Feike permaneció largo tiempo recostado en el colchón; pensó en las mulas que tiraban de la barca por los canales de las provincias holandesas; pensó en las barcas llenas de comestibles que se acercaban a la de ellos para que su madre pudiera hacer sus compras, pero, más que nada, Feike pensaba en el viento que llenaba las altas velas de la barca a medida que cruzaban las aguas abiertas del mar. Un día, él navegaría el mar abierto como capitán… si les dijera adiós a los de su familia cuando se fueran a Estados Unidos.
En ese momento, oyó que alguien tocaba a la puerta.
“Adelante”, musitó Feike.
Su padre se sentó en la orilla de la cama. “Lo siento, Feike. Pensé que habías entendido que si nos bautizábamos, nos iríamos a Estados Unidos”.
“Sabía de otras personas que se irían, pero jamás pensé que abandonarías la barca; pensé que te encantaba ser capitán”.
A su padre se le llenaron los ojos de lágrimas. “Sí, me encanta más de lo que te imaginas”.
“¿Qué harás en Estados Unidos?”
“No lo sé; navegar ha sido todo en mi vida, pero el Señor ha llamado a Su pueblo a ir a Salt Lake City, y tu madre y yo hemos decidido ir”.
“Pero, ¿abandonar mi sueño de ser capitán… y dejar la barca?”
“Es una decisión difícil que sólo tú puedes tomar”, agregó su padre. “Hace dos días, al luchar una noche con las mismas dudas, encontré un pasaje de las Escrituras que me ayudó mucho. Cuando Jesús llamó a Jacobo y a Juan, ambos eran pescadores. En la Biblia dice que ellos, ‘dejando al instante la barca… le siguieron’ (Mateo 4:22)”.
El capitán y su hijo permanecieron largo tiempo en silencio. Feike miró los ojos azules y claros de su padre; podía percibir su fe y valor, y sabía lo que debía hacer; y por fin habló.
“¿Podríamos salir a navegar una vez más antes de partir juntos a Estados Unidos?”

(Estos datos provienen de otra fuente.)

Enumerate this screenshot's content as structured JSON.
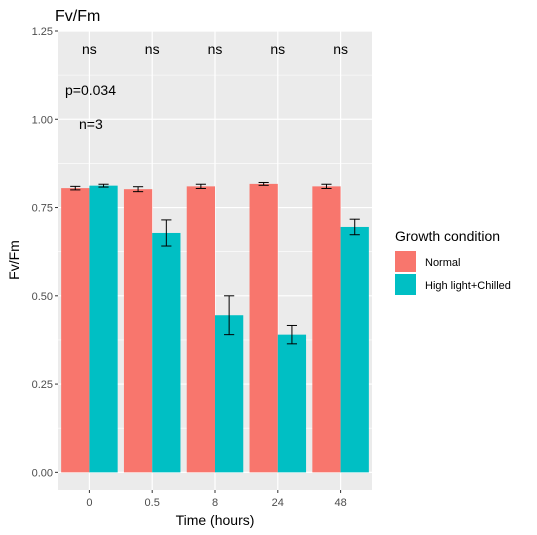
{
  "chart_data": {
    "type": "bar",
    "title": "Fv/Fm",
    "xlabel": "Time (hours)",
    "ylabel": "Fv/Fm",
    "categories": [
      "0",
      "0.5",
      "8",
      "24",
      "48"
    ],
    "ylim": [
      -0.05,
      1.25
    ],
    "yticks": [
      "0.00",
      "0.25",
      "0.50",
      "0.75",
      "1.00",
      "1.25"
    ],
    "ytick_values": [
      0,
      0.25,
      0.5,
      0.75,
      1.0,
      1.25
    ],
    "grid": true,
    "legend": {
      "title": "Growth condition",
      "position": "right"
    },
    "series": [
      {
        "name": "Normal",
        "color": "#F8766D",
        "values": [
          0.805,
          0.802,
          0.81,
          0.817,
          0.81
        ],
        "errors": [
          0.005,
          0.007,
          0.006,
          0.004,
          0.006
        ]
      },
      {
        "name": "High light+Chilled",
        "color": "#00BFC4",
        "values": [
          0.812,
          0.678,
          0.445,
          0.39,
          0.695
        ],
        "errors": [
          0.004,
          0.037,
          0.055,
          0.026,
          0.022
        ]
      }
    ],
    "annotations": {
      "significance": [
        "ns",
        "ns",
        "ns",
        "ns",
        "ns"
      ],
      "p_value": "p=0.034",
      "n": "n=3"
    }
  },
  "colors": {
    "panel_bg": "#EBEBEB",
    "grid": "#FFFFFF"
  }
}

El capitán acercó a su hijo a su pecho para abrazarlo.
“Sí, me encantaría”.
Lisa Fernelius es miembro del Barrio Chambersburg 1, Estaca Cork, Pennsylvania.
“Nuestra dedicación en el reino debe equivaler a la de nuestros fieles antepasados, aunque nuestros sacrificios sean diferentes”.
Élder M. Russell Ballard, del Quórum de los Doce Apóstoles, “La ley de sacrificio”, Liahona, marzo de 2002, pág. 18.